Indeed, this newspaper, had on a couple of occasions, underlined the challenges before the anti-graft body and had repeatedly called on the federal government to cater to its needs, including the provision of better funding and improved training and equipment that would upscale its capacity for investigation and prosecution of corruption cases. In addition, we supported a closer supervision, continuous stress testing and timely remedial actions to ensure that none of our banks failed.

There is no doubting the fact that there are some issues with banking operations, judging by what happened in the immediate past. On loans repayment, for instance, it is important that the regulatory authorities pay closer attention to supervision. Loans don’t just go bad overnight. A proactive regulation should detect early warning signals and ensure the right thing is done.

There is therefore the need to strengthen regulatory rules because if banks failed in the past, they can fail again. Fortunately, the banking industry in general is better regulated by the Central Bank of Nigeria (CBN).

This underscores the need for the EFCC to, at all times, act within the law. By respecting the rights of suspects and complying fully with the orders of courts, it will be far easier for the anti-graft to sustain and institutionalise the war against corruption. The reality of the Nigerian society in recent years, especially since the advent of social media, is that inaccurate and false reports quickly take a life of their own and may be taken to be the true version of events. Anyone, no matter how highly placed in the society, should be invited for questioning by the law enforcement agencies if he or she has infringed on the law.

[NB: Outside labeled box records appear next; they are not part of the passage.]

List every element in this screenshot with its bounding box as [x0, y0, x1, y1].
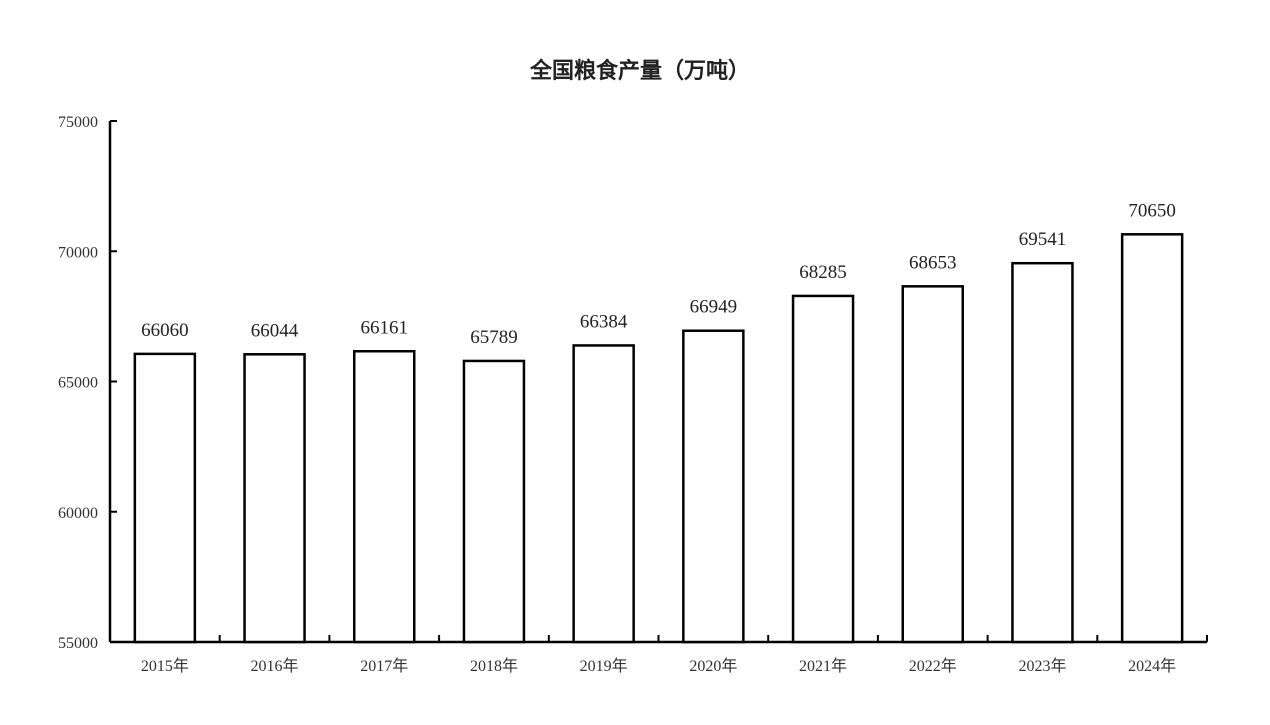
x-tick-label: 2016年 [251, 657, 299, 675]
bar [133, 352, 197, 644]
x-tick-label: 2023年 [1018, 657, 1066, 675]
x-tick-label: 2024年 [1128, 657, 1176, 675]
y-tick-label: 65000 [58, 375, 98, 392]
x-tick-label: 2021年 [799, 657, 847, 675]
data-label: 66044 [251, 320, 299, 341]
x-tick-label: 2018年 [470, 657, 518, 675]
bar [353, 350, 416, 644]
bar [243, 353, 306, 644]
data-label: 68285 [799, 262, 847, 283]
data-label: 66384 [580, 311, 628, 332]
bar [1120, 233, 1184, 644]
x-tick-label: 2022年 [909, 657, 957, 675]
bar [572, 344, 635, 644]
x-tick-label: 2019年 [580, 657, 628, 675]
data-label: 66161 [361, 317, 409, 338]
data-label: 68653 [909, 252, 957, 273]
data-label: 65789 [470, 327, 518, 348]
bar [901, 285, 964, 644]
bar [462, 359, 526, 644]
bars: 66060 66044 66161 65789 66384 66949 68285 68653… [133, 200, 1184, 644]
y-tick-label: 55000 [58, 635, 98, 652]
chart-title: 全国粮食产量（万吨） [529, 58, 750, 84]
bar [791, 294, 855, 644]
x-tick-label: 2020年 [689, 657, 737, 675]
data-label: 69541 [1019, 229, 1067, 250]
x-tick-label: 2015年 [141, 657, 189, 675]
y-tick-label: 70000 [58, 244, 98, 261]
data-label: 66949 [690, 297, 738, 318]
data-label: 70650 [1128, 200, 1176, 221]
x-tick-label: 2017年 [360, 657, 408, 675]
y-axis: 55000 60000 65000 70000 75000 [58, 114, 117, 652]
data-label: 66060 [141, 320, 189, 341]
bar [682, 329, 745, 644]
y-tick-label: 60000 [58, 505, 98, 522]
bar [1011, 261, 1074, 644]
y-tick-label: 75000 [58, 114, 98, 131]
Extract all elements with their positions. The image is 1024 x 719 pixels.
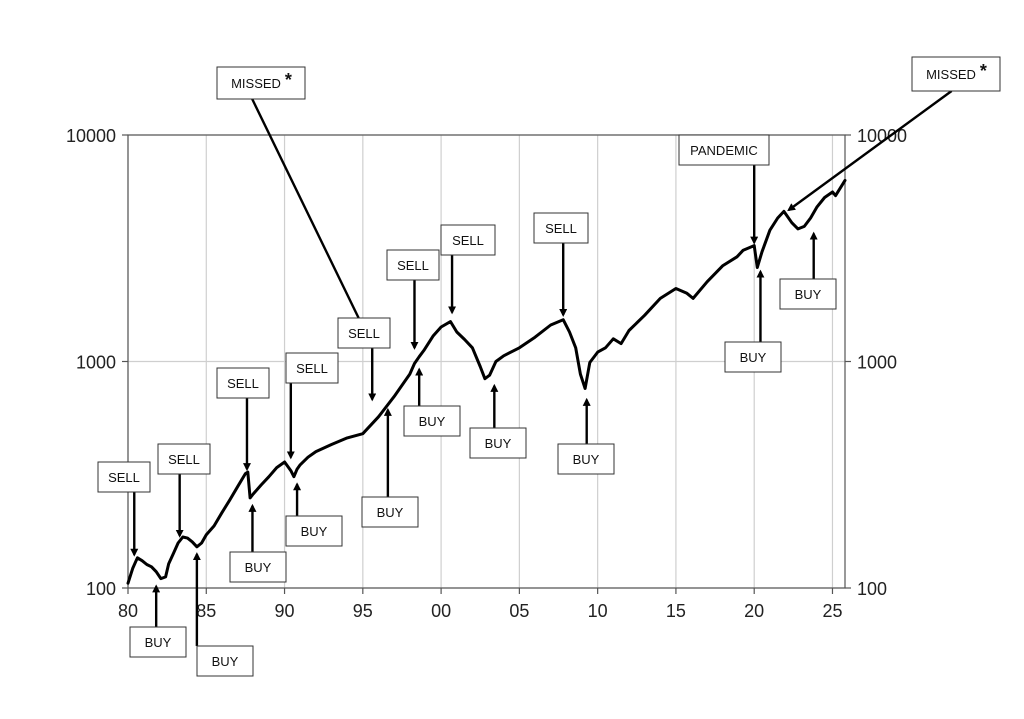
callout-box <box>779 278 837 310</box>
callout-box <box>533 212 589 244</box>
callout-buy: BUY <box>557 397 615 475</box>
x-tick-label: 25 <box>822 601 842 621</box>
x-tick-label: 05 <box>509 601 529 621</box>
callout-box <box>157 443 211 475</box>
x-tick-label: 00 <box>431 601 451 621</box>
callout-label: MISSED <box>231 76 281 91</box>
callout-box <box>724 341 782 373</box>
callout-label: BUY <box>573 452 600 467</box>
callout-label: BUY <box>740 350 767 365</box>
callout-sell: SELL <box>440 224 496 315</box>
callout-label: SELL <box>397 258 429 273</box>
callout-box <box>386 249 440 281</box>
x-tick-label: 80 <box>118 601 138 621</box>
callout-box <box>337 317 391 349</box>
callout-box <box>216 367 270 399</box>
callout-arrow <box>787 90 953 212</box>
callout-label: BUY <box>795 287 822 302</box>
callout-box <box>216 66 306 100</box>
callout-label: BUY <box>419 414 446 429</box>
callout-label: SELL <box>348 326 380 341</box>
callout-pandemic: PANDEMIC <box>678 134 770 245</box>
axis-ticks: 80 85 90 95 00 05 10 15 20 25 100 100 1000 1000 10000 1… <box>66 126 907 621</box>
callout-label: BUY <box>377 505 404 520</box>
callout-buy: BUY <box>469 383 527 459</box>
callout-box <box>229 551 287 583</box>
callout-star: * <box>980 61 987 81</box>
callout-box <box>97 461 151 493</box>
callout-box <box>403 405 461 437</box>
callout-box <box>469 427 527 459</box>
callout-sell: SELL <box>285 352 339 460</box>
callout-box <box>678 134 770 166</box>
x-tick-label: 90 <box>275 601 295 621</box>
callout-box <box>361 496 419 528</box>
callout-buy: BUY <box>724 269 782 373</box>
x-tick-label: 10 <box>588 601 608 621</box>
callout-label: SELL <box>296 361 328 376</box>
callout-label: SELL <box>227 376 259 391</box>
x-tick-label: 95 <box>353 601 373 621</box>
callout-buy: BUY <box>403 367 461 437</box>
callout-sell: SELL <box>533 212 589 317</box>
annotations: SELL BUY SELL BUY SELL BUY SELL BUY MISSED * SELL B… <box>97 56 1001 677</box>
callout-buy: BUY <box>129 584 187 658</box>
y-tick-label-left: 100 <box>86 579 116 599</box>
callout-label: BUY <box>145 635 172 650</box>
callout-sell: SELL <box>216 367 270 472</box>
callout-missed: MISSED * <box>216 66 368 336</box>
callout-box <box>911 56 1001 92</box>
y-tick-label-right: 1000 <box>857 353 897 373</box>
y-tick-label-right: 100 <box>857 579 887 599</box>
callout-arrow <box>251 98 368 336</box>
callout-label: SELL <box>452 233 484 248</box>
callout-box <box>440 224 496 256</box>
callout-label: MISSED <box>926 67 976 82</box>
callout-buy: BUY <box>779 231 837 310</box>
y-tick-label-left: 1000 <box>76 353 116 373</box>
x-tick-label: 20 <box>744 601 764 621</box>
callout-buy: BUY <box>229 503 287 583</box>
x-tick-label: 15 <box>666 601 686 621</box>
callout-box <box>129 626 187 658</box>
x-tick-label: 85 <box>196 601 216 621</box>
callout-sell: SELL <box>386 249 440 350</box>
callout-label: PANDEMIC <box>690 143 758 158</box>
callout-buy: BUY <box>285 482 343 547</box>
callout-box <box>557 443 615 475</box>
callout-star: * <box>285 70 292 90</box>
callout-label: SELL <box>168 452 200 467</box>
callout-label: BUY <box>301 524 328 539</box>
callout-buy: BUY <box>192 552 254 677</box>
callout-sell: SELL <box>337 317 391 402</box>
callout-label: SELL <box>108 470 140 485</box>
callout-label: BUY <box>212 654 239 669</box>
callout-sell: SELL <box>157 443 211 538</box>
callout-box <box>285 515 343 547</box>
callout-label: BUY <box>245 560 272 575</box>
price-line <box>126 178 847 585</box>
callout-box <box>196 645 254 677</box>
callout-box <box>285 352 339 384</box>
callout-label: BUY <box>485 436 512 451</box>
callout-sell: SELL <box>97 461 151 557</box>
y-tick-label-left: 10000 <box>66 126 116 146</box>
callout-buy: BUY <box>361 407 419 528</box>
callout-missed: MISSED * <box>787 56 1001 212</box>
y-tick-label-right: 10000 <box>857 126 907 146</box>
callout-label: SELL <box>545 221 577 236</box>
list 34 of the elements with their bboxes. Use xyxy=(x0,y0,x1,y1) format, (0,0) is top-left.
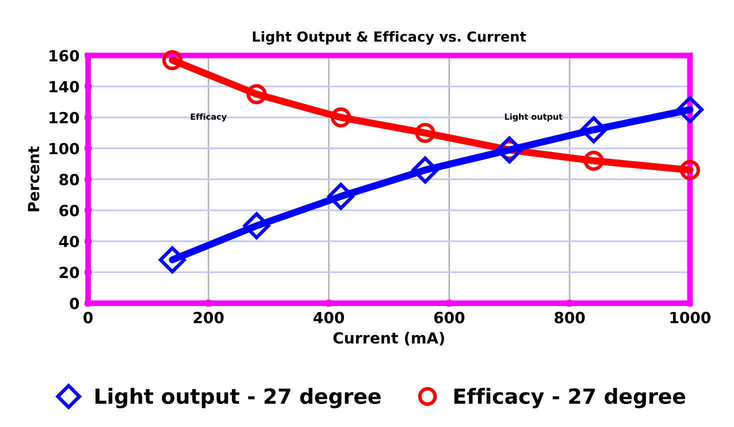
y-tick-label: 0 xyxy=(70,298,80,310)
chart-title: Light Output & Efficacy vs. Current xyxy=(252,31,526,45)
x-axis-title: Current (mA) xyxy=(333,332,444,346)
y-tick-label: 100 xyxy=(50,142,80,154)
y-tick-label: 140 xyxy=(50,80,80,92)
point xyxy=(584,150,604,171)
y-axis-title: Percent xyxy=(28,146,40,212)
point xyxy=(330,107,351,128)
y-tick-label: 20 xyxy=(60,266,80,278)
point xyxy=(580,116,608,144)
x-tick-label: 1000 xyxy=(670,312,710,324)
y-tick-label: 160 xyxy=(50,50,80,62)
x-tick-label: 800 xyxy=(554,312,585,324)
x-tick-label: 0 xyxy=(83,312,93,324)
x-tick-label: 400 xyxy=(314,312,344,324)
annotation: Light output xyxy=(505,113,563,122)
y-tick-label: 80 xyxy=(59,174,80,186)
y-tick-label: 120 xyxy=(50,112,80,124)
legend-label: Efficacy - 27 degree xyxy=(454,388,686,408)
point xyxy=(243,212,270,240)
legend-label: Light output - 27 degree xyxy=(96,388,381,408)
point xyxy=(415,122,436,143)
point xyxy=(412,156,439,184)
x-tick-label: 600 xyxy=(434,312,464,324)
point xyxy=(676,96,704,124)
point xyxy=(327,182,354,210)
point xyxy=(246,84,267,104)
y-tick-label: 40 xyxy=(59,236,80,248)
y-tick-label: 60 xyxy=(59,204,80,216)
annotation: Efficacy xyxy=(190,113,227,122)
point xyxy=(158,246,186,274)
point xyxy=(680,160,700,180)
x-tick-label: 200 xyxy=(194,312,224,324)
point xyxy=(162,50,182,70)
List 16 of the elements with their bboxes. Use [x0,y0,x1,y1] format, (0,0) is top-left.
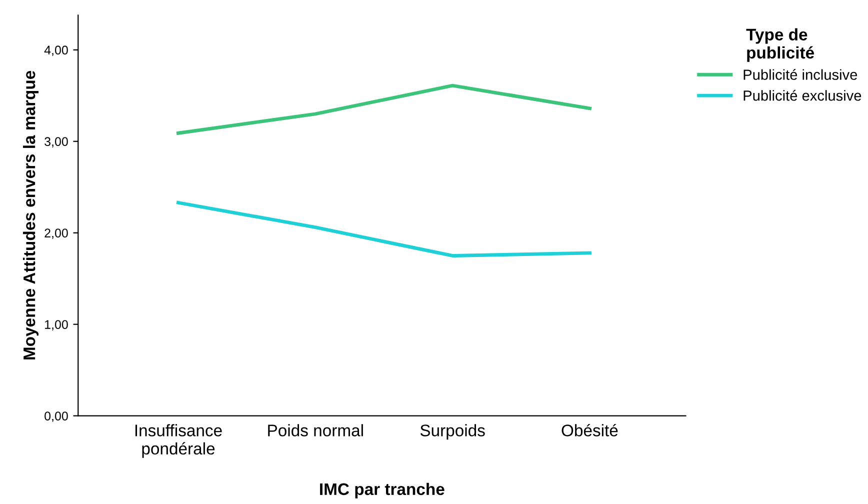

In these days when the government is badly in need of boosting Foreign Direct Investment (FDI) flow into the country, false and inaccurate reports about some prime movers of the economy can send the wrong signal to foreign investors resulting in the nation potentially losing billions of dollars in investments. We reiterate the need for caution particularly because of the negative effect false reports portend for these organizations, the banking industry and the overall economy. With the country’s bloated debt profile set to increase even further with an additional $30billion, financial experts have said that more effort should be put into trying to attract private capital into the economy.

All said, it is significant that the regulatory authorities should justify their pay by doing their work.